From here on out it is going to be about Fireman Ed "retiring" from the team, empty seats and/or increased hostility at home games and the myriad issues of internal indigestion the team will have to work its way through to move beyond this season. There are so many that we can't begin to guess which one will play the biggest role. 

Will it be Ryan's future? Barring a total collapse over the next five weeks, which certainly can't be ruled out, it doesn't seem like Ryan is headed for the unemployment line just yet. 

That makes general manager Mike Tannenbaum's head a more likely target. The attention paid to the bluster and the quarterbacks can only deflect so much attention from the fact that talent, young talent in particular, is in very short supply on this Jets team. 

Tannenbaum may skate with a change in responsibility should the Jets bring in someone over his head, but offensive coordinator Tony Sparano probably won't be so lucky. The lack of production could have been predicted coming into the season, but the team has actually regressed as the year has moved along. 

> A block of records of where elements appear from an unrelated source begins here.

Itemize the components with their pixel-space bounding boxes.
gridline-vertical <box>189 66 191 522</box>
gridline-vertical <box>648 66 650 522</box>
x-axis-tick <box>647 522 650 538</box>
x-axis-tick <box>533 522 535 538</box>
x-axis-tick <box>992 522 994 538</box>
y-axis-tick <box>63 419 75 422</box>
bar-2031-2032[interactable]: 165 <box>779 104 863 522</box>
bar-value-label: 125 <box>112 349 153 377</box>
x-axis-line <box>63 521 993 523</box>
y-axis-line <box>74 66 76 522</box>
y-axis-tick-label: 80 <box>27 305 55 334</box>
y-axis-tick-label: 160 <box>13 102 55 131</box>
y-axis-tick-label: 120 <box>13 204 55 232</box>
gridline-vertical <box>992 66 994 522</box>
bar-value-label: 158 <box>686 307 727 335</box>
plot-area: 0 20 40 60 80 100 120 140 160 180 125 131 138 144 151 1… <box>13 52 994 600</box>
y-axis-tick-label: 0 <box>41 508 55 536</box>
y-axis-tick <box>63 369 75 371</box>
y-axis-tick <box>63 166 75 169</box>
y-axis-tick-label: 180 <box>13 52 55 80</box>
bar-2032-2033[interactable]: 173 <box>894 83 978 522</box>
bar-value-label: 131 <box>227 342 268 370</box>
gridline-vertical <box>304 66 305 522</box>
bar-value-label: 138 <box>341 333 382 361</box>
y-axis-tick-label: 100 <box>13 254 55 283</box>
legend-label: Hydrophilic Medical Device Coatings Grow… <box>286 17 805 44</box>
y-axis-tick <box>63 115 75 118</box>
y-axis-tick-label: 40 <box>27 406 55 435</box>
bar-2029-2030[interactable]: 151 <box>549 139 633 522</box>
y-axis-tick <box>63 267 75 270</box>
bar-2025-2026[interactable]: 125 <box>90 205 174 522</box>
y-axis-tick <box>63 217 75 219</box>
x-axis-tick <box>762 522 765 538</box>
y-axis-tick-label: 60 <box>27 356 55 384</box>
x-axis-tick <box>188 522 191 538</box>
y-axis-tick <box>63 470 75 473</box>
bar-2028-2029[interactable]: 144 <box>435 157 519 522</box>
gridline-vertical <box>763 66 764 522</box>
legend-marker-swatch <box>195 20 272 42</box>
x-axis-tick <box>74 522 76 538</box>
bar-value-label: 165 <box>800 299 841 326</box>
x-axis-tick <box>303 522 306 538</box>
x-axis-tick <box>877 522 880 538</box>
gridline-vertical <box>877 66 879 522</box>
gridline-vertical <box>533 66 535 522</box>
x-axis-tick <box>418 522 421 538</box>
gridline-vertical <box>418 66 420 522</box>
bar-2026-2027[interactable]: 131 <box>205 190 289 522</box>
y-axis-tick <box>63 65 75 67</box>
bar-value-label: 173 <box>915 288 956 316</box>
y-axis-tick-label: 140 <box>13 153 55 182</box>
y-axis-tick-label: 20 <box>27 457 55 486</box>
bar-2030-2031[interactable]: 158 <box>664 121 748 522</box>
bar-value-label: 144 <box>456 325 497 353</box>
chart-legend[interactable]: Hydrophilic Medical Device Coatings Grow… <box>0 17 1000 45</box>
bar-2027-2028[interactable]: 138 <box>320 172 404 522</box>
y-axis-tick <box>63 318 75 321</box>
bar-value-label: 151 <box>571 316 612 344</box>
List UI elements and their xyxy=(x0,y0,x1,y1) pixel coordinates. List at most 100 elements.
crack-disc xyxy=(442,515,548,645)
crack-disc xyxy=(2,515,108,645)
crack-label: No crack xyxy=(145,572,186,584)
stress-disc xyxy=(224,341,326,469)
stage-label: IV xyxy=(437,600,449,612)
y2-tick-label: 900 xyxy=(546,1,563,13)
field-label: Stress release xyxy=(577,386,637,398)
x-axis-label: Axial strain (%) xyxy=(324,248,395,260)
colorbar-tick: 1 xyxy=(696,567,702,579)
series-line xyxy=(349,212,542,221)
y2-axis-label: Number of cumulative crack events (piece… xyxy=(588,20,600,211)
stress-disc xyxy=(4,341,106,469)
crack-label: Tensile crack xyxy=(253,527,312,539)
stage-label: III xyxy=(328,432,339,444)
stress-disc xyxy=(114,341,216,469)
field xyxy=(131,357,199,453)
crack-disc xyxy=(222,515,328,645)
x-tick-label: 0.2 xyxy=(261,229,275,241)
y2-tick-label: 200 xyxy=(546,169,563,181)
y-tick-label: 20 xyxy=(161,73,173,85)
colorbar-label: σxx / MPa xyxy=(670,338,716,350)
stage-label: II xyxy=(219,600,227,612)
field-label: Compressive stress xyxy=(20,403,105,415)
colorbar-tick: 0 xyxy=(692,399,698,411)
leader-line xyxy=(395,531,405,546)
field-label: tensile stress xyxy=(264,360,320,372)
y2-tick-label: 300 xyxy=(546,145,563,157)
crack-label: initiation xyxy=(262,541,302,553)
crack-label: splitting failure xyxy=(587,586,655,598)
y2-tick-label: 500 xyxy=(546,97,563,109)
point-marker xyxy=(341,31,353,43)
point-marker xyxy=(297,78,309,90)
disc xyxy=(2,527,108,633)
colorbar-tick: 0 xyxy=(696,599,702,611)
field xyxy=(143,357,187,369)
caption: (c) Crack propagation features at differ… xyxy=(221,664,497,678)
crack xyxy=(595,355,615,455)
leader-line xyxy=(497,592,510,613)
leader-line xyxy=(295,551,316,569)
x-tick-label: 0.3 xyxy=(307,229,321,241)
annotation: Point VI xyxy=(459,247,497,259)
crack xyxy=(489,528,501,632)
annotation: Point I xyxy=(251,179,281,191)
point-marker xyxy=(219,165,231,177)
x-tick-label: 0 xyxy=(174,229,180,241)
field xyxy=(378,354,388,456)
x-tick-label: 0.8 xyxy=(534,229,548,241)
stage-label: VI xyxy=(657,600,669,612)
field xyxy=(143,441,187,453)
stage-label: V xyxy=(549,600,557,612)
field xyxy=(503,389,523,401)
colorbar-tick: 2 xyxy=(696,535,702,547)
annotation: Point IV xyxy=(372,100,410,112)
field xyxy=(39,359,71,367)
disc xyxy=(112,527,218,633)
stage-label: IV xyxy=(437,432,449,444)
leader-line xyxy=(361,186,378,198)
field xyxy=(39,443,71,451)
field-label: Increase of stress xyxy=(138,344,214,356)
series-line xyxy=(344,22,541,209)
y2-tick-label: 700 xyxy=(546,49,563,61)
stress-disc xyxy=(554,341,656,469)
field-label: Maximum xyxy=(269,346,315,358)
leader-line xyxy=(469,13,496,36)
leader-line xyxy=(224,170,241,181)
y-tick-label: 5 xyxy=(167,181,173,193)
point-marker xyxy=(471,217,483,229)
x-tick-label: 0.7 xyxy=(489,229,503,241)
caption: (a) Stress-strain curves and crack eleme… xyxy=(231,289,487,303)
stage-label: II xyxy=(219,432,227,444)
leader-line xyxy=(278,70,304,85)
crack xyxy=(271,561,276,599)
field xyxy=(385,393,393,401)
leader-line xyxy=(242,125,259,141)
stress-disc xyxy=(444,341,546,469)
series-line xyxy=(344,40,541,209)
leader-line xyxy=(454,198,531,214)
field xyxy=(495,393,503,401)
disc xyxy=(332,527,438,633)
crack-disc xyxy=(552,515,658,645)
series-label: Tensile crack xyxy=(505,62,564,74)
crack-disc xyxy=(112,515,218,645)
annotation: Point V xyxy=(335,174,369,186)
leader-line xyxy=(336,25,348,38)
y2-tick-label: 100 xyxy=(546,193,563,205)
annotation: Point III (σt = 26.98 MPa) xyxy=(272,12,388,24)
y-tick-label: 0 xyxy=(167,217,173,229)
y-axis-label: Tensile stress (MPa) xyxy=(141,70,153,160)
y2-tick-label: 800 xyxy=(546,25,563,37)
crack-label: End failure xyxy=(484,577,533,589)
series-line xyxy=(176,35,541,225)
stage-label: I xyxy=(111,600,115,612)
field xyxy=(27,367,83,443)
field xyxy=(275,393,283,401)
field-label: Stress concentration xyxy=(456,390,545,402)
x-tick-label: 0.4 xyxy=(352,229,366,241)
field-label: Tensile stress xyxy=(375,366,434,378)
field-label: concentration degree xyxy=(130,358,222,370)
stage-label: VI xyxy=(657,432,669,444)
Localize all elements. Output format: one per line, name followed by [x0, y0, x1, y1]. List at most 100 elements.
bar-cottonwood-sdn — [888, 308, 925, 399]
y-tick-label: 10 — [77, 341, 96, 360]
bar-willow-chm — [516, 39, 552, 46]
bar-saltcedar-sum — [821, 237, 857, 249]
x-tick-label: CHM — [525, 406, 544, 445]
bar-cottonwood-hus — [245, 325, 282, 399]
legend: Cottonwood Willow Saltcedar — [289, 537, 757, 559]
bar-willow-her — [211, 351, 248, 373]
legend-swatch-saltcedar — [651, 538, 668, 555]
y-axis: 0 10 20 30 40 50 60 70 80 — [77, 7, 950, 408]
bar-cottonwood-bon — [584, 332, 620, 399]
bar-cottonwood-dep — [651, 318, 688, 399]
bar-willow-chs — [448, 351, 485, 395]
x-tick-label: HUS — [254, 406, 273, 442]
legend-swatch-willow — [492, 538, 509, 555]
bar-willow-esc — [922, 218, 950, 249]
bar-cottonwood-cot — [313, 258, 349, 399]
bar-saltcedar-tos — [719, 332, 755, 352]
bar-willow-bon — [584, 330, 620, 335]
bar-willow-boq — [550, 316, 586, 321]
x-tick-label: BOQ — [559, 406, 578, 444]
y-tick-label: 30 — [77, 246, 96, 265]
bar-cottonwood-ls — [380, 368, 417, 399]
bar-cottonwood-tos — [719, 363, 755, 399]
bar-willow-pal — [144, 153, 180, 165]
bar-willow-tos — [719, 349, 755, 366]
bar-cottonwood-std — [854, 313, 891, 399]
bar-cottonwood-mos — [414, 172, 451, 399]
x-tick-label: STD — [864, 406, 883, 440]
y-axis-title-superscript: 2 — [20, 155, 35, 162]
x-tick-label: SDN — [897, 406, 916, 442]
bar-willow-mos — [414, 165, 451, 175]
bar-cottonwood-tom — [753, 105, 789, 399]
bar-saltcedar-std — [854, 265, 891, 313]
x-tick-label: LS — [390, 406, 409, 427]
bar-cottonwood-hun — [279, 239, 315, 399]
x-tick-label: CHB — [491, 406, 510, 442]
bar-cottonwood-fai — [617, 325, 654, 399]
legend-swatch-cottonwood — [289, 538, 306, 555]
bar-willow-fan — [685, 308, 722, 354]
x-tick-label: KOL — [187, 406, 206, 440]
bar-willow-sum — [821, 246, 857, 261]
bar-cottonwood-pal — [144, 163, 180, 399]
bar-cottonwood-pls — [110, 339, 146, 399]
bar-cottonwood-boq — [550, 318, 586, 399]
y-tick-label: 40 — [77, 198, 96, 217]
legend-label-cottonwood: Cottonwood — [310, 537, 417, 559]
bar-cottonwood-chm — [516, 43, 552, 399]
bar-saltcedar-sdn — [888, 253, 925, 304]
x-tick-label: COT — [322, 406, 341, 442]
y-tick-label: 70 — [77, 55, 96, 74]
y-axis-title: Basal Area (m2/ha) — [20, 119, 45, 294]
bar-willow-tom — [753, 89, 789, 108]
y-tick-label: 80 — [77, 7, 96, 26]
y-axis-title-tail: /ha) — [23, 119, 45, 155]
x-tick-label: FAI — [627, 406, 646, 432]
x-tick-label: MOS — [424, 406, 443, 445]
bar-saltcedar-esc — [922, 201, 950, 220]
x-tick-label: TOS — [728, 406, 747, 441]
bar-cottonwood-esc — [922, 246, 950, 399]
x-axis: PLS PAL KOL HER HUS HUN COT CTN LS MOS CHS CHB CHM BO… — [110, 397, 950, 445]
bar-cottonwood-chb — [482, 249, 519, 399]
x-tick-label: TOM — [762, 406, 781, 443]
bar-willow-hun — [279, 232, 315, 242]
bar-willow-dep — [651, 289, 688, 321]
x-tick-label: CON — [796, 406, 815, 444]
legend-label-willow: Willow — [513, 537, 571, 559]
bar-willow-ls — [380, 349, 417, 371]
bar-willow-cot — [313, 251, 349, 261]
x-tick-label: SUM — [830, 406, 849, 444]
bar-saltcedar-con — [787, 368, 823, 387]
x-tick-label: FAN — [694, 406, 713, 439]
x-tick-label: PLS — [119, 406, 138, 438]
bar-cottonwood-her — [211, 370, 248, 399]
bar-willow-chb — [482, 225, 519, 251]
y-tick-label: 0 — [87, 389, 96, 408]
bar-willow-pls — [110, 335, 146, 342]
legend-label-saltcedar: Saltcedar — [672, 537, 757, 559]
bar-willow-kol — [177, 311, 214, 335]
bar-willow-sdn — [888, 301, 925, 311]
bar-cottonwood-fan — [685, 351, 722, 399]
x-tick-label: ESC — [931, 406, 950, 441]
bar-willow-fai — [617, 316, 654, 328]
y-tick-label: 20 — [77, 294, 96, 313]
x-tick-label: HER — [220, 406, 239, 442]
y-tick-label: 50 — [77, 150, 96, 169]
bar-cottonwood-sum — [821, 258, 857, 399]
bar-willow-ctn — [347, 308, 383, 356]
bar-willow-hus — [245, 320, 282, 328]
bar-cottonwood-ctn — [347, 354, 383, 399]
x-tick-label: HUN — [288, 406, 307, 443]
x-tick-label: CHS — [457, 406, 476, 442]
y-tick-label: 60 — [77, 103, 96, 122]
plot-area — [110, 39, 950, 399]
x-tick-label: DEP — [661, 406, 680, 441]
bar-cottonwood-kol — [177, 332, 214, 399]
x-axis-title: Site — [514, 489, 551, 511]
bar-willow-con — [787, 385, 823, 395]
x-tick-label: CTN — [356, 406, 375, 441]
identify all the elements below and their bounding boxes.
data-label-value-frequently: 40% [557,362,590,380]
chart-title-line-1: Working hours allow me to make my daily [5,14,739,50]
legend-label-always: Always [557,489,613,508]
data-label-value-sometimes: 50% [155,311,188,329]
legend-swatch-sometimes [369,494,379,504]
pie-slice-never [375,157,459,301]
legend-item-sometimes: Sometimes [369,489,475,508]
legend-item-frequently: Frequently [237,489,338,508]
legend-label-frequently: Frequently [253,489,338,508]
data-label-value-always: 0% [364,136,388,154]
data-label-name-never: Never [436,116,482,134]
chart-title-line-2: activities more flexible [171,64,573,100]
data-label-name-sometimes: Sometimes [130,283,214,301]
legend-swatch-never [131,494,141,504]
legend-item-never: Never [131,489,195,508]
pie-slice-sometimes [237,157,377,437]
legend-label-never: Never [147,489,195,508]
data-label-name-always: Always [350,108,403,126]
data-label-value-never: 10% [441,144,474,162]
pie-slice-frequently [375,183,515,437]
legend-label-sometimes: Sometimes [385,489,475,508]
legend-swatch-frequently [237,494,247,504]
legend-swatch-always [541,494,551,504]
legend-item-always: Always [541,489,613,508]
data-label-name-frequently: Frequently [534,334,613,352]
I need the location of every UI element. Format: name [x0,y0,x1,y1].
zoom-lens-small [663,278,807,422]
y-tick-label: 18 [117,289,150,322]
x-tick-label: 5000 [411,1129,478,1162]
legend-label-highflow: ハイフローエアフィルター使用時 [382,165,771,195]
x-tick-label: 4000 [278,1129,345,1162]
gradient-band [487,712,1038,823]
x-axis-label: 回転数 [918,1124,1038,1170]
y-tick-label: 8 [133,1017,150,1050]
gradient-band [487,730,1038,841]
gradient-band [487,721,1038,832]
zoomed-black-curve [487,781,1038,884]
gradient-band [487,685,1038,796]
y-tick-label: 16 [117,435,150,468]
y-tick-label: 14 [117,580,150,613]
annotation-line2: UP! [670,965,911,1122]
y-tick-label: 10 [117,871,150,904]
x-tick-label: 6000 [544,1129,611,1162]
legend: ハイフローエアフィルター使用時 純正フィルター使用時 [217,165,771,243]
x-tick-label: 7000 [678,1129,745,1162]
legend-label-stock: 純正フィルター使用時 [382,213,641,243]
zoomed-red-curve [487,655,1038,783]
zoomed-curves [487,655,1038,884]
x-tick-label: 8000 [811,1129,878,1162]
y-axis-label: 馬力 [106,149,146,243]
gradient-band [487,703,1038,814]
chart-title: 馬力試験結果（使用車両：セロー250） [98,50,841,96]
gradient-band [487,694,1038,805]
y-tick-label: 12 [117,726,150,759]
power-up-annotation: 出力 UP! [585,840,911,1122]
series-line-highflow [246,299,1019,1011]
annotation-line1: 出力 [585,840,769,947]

Making a change there would make three offensive coordinators in three years for Sanchez, which is less than ideal but, then, so is Sanchez. His future will be hotly debated in the coming weeks, likely alongside heaping helpings of mockery at the Jets' decision to trade for Tim Tebow's drama while refusing to make use of Tim Tebow's football skills. 

Other things will probably pop up because, with the Jets, other things almost always seem to pop up. If those things had anything to do with football, it would be the most surprising development of all. It's all about the circus and that started with the clowns last Thursday night.